В конце этого получаса Гуров пристально поглядел на «друга и соратника», хитро улыбнулся и спросил:
– Пан Крячко, скажите мне, как оперативник оперативнику: вы рисовать умеете? Что вы говорите… Я тоже. А как ты вообще относишься к живописи?
Николай Иванович Воробьев плотно задернул тяжелые шторы на двух окошках длинной, похожей на пенал комнаты, которую он громко называл своей «студией». Комнату эту он снимал в коммуналке на Маросейке вот уже более пяти лет. Конечно, назвать ее настоящей художественной студией язык не поворачивался: ни света толком нет, ни простора, кухня черт-те где – через длиннющий коридор, а мало ли зачем живописцу может вдруг понадобится вода? Отопление дохленькое, вот сейчас и морозов настоящих еще не было, а руки уже мерзнут! А как живописцу работать, как творить, если у него мерзнут руки?!

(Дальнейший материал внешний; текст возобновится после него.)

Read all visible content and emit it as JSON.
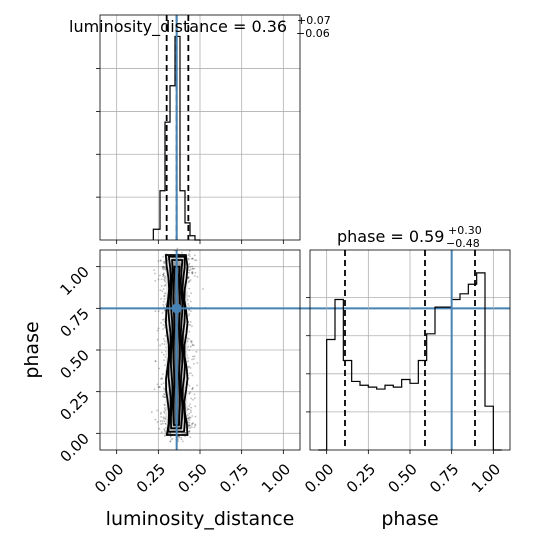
{
  "chart_data": [
    {
      "type": "histogram",
      "panel": "luminosity_distance-marginal",
      "title": {
        "main": "luminosity_distance = 0.36",
        "upper": "+0.07",
        "lower": "−0.06"
      },
      "xlim": [
        -0.1,
        1.1
      ],
      "bin_edges": [
        0.22,
        0.26,
        0.29,
        0.32,
        0.35,
        0.38,
        0.41,
        0.44,
        0.47,
        0.5
      ],
      "counts": [
        0.05,
        0.23,
        0.55,
        0.72,
        0.95,
        0.23,
        0.08,
        0.02,
        0.0
      ],
      "ylim": [
        0,
        1
      ],
      "quantile_lines": [
        0.3,
        0.36,
        0.43
      ],
      "truth": 0.36,
      "grid": true
    },
    {
      "type": "histogram",
      "panel": "phase-marginal",
      "title": {
        "main": "phase = 0.59",
        "upper": "+0.30",
        "lower": "−0.48"
      },
      "xlim": [
        -0.1,
        1.1
      ],
      "bin_edges": [
        -0.05,
        0.0,
        0.05,
        0.1,
        0.15,
        0.2,
        0.25,
        0.3,
        0.35,
        0.4,
        0.45,
        0.5,
        0.55,
        0.6,
        0.65,
        0.7,
        0.75,
        0.8,
        0.85,
        0.9,
        0.95,
        1.0,
        1.05
      ],
      "counts": [
        0.0,
        0.58,
        0.79,
        0.47,
        0.36,
        0.34,
        0.33,
        0.32,
        0.34,
        0.33,
        0.37,
        0.35,
        0.47,
        0.61,
        0.75,
        0.75,
        0.79,
        0.82,
        0.87,
        0.93,
        0.23,
        0.0
      ],
      "ylim": [
        0,
        1.05
      ],
      "quantile_lines": [
        0.11,
        0.59,
        0.89
      ],
      "truth": 0.75,
      "grid": true,
      "xlabel": "phase",
      "xticks": [
        "0.00",
        "0.25",
        "0.50",
        "0.75",
        "1.00"
      ]
    },
    {
      "type": "scatter",
      "panel": "2d-joint",
      "xlabel": "luminosity_distance",
      "ylabel": "phase",
      "xlim": [
        -0.1,
        1.1
      ],
      "ylim": [
        -0.1,
        1.1
      ],
      "xticks": [
        "0.00",
        "0.25",
        "0.50",
        "0.75",
        "1.00"
      ],
      "yticks": [
        "0.00",
        "0.25",
        "0.50",
        "0.75",
        "1.00"
      ],
      "truth": {
        "x": 0.36,
        "y": 0.75
      },
      "samples": {
        "x_center": 0.36,
        "x_width": 0.045,
        "y_range": [
          0.0,
          1.05
        ],
        "count": 1800
      },
      "contour_levels": [
        {
          "half_width": 0.065,
          "y_range": [
            -0.01,
            1.07
          ]
        },
        {
          "half_width": 0.05,
          "y_range": [
            0.01,
            1.06
          ]
        },
        {
          "half_width": 0.035,
          "y_range": [
            0.03,
            1.04
          ]
        },
        {
          "half_width": 0.02,
          "y_range": [
            0.05,
            1.0
          ]
        }
      ],
      "grid": true
    }
  ],
  "colors": {
    "truth": "#4682b4",
    "hist": "#000000",
    "grid": "#b0b0b0",
    "contour": "#000000",
    "point": "#000000"
  }
}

Зато близко от дома, он пешком за пятнадцать минут доходит, и плата по нынешним временам символическая. А так… Николай Иванович горестно покачал крупной головой с остриженными «в кружок» густыми седыми волосами. «Студия»… Ясное дело – не то что у Ромки Мурзлина или там Доржанского, инородцев этих, космополитов, прости, господи! Им-то все на блюдечке с голубой каемочкой: и заказы как из рога изобилия, и выставки персональные. Его же, Воробьева (с самим собой чего лукавить да скромничать – единственного настоящего русского художника Москвы, а то и всей России) затирают, перекрывают кислород!
Николай Иванович включил электричество: он не любил писать при естественном освещении, считая эту нелюбовь особенностью своей творческой манеры. Да и какое, к шуту, может быть естественное от двух окошек в конце декабря? Все было готово к работе: кисти, краски, мастихин, шпатели… Но какое же из трех полотен, над которыми он трудится сейчас, выбрать? Конечно, не «Гладиолусы в хрустальной вазе». Холодный натюрморт, к тому же заказной… Этому, Набокову. Чучмеку. Успеется. Не настолько он нуждается в деньгах. Сейчас уже совсем не нуждается. И не «Сгоревший храм». Просто не то настроение.
Настроение было желчным, горьким. Жалкий вид «студии» снова и снова возвращал его к тысячу раз передуманным мыслям о завистниках, халтурщиках, бездарных конъюнктурных мазилах, расплодившихся на трупе русской национальной живописи подобно отвратительным гробовым червям и вконец изгадивших, уронивших в грязь звание Художника. Они-то?! Это он, Воробьев – Художник!
Настоящий творец любое движение души, любой эмоциональный настрой – все пускает в дело. Кстати, и сам при этом освобождается от сердечной тяжести. Значит, что же? Значит, поработаем над «Самками с потомством»…
Николай Иванович повернул лицевой стороной к себе небольшой – метр на полтора – холст, тщательно подрегулировал, подправил свет, падающий от двух мощных, со специальными рассеивателями ламп. Затем шага на два отошел от недописанной картины и, склонив голову чуть набок, стал внимательно вглядываться в свою работу – что же у него уже получилось?
…На холсте был детально прописанный кусок речного или, может быть, морского берега, пляж. Солнце в зените – видно, что жарко и душно. Лето, июль – август. Много серого, тусклого цвета. Желтовато-серый пыльный песок, подступающая к урезу берега явно нечистая, сероватого оттенка вода. Выжженное летнее белесое небо, чахлые серо-зеленые кустики, разбросанные по пространству пляжа. А под кустиками, между ними, в тени сереньких же кабинок для переодевания, около воды и в воде – люди.
Слюняво-сопливые, непрерывно визжащие детеныши с мерзкой розовой, обгоревшей на солнце кожей. Рядом толстожопые бабуси и мамаши этих недожертв аборта. У мамаш потные ляжки и подмышки, а на рожах – лиц у них нет! – выражение спесивой тупости. Мужчин на картине не видно. Но главное – этот режущий уши поросячий визг ублюдков, неважно, чем вызванный – радостью, испугом, возмущением… Удалось ведь! Слышен он из глубины холста, еще как слышен!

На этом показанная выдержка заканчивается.